De Richtlijn voorziet met artikel 7 in een facultatieve bepaling die het mogelijk maakt voor de lidstaten om andere categorieën ontheemden dan die onder het besluit van de Raad vallen, krachtens de Richtlijn tijdelijke bescherming bieden als zij om dezelfde redenen ontheemd zijn en uit hetzelfde land of dezelfde regio van oorsprong komen.

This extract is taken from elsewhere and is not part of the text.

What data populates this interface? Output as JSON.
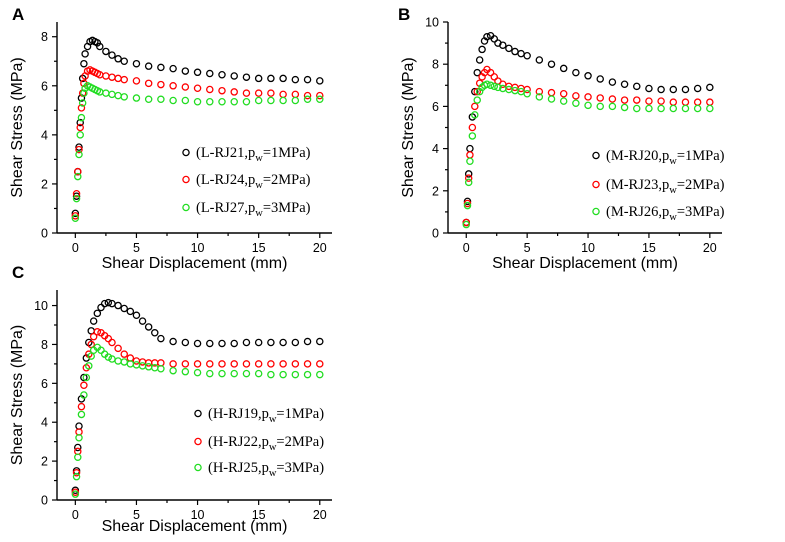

Nationale implementatie van de Richtlijn
3. Nederland heeft de Richtlijn bij wet van 16 december 2004 [4] in het nationale recht geïmplementeerd. Hierbij is gekozen voor een systeem waarbij de ontheemde een asielaanvraag moet indienen, waarmee hij op grond van artikel 8, onder f of h, van de Vreemdelingenwet 2000 (Vw) rechtmatig verblijf verkrijgt in Nederland. Welke categorieën personen tijdelijke bescherming kunnen verkrijgen, is nader uitgewerkt in artikel 3.1a, eerste lid, van het Vreemdelingenbesluit 2000 (Vb). Hierin staat - kort gezegd - dat het indienen van de asielaanvraag tot gevolg heeft dat uitzetting achterwege blijft zolang het besluit van de Raad van kracht is en de vreemdeling behoort tot een van de groepen die in het Raadsbesluit worden genoemd (onder a), als gezinslid van de onder a genoemde vreemdeling kan worden aangemerkt (onder b, c en d), of als de vreemdeling behoort tot een bij het Voorschrift Vreemdelingen 2000 (VV) aan te wijzen groep vreemdelingen uit hetzelfde land of dezelfde regio als de vreemdeling, bedoeld onder a, die om dezelfde reden ontheemd is (onder e). Met de opname in het VV van deze laatste groep is de facultatieve bepaling van artikel 7 van de Richtlijn geïmplementeerd.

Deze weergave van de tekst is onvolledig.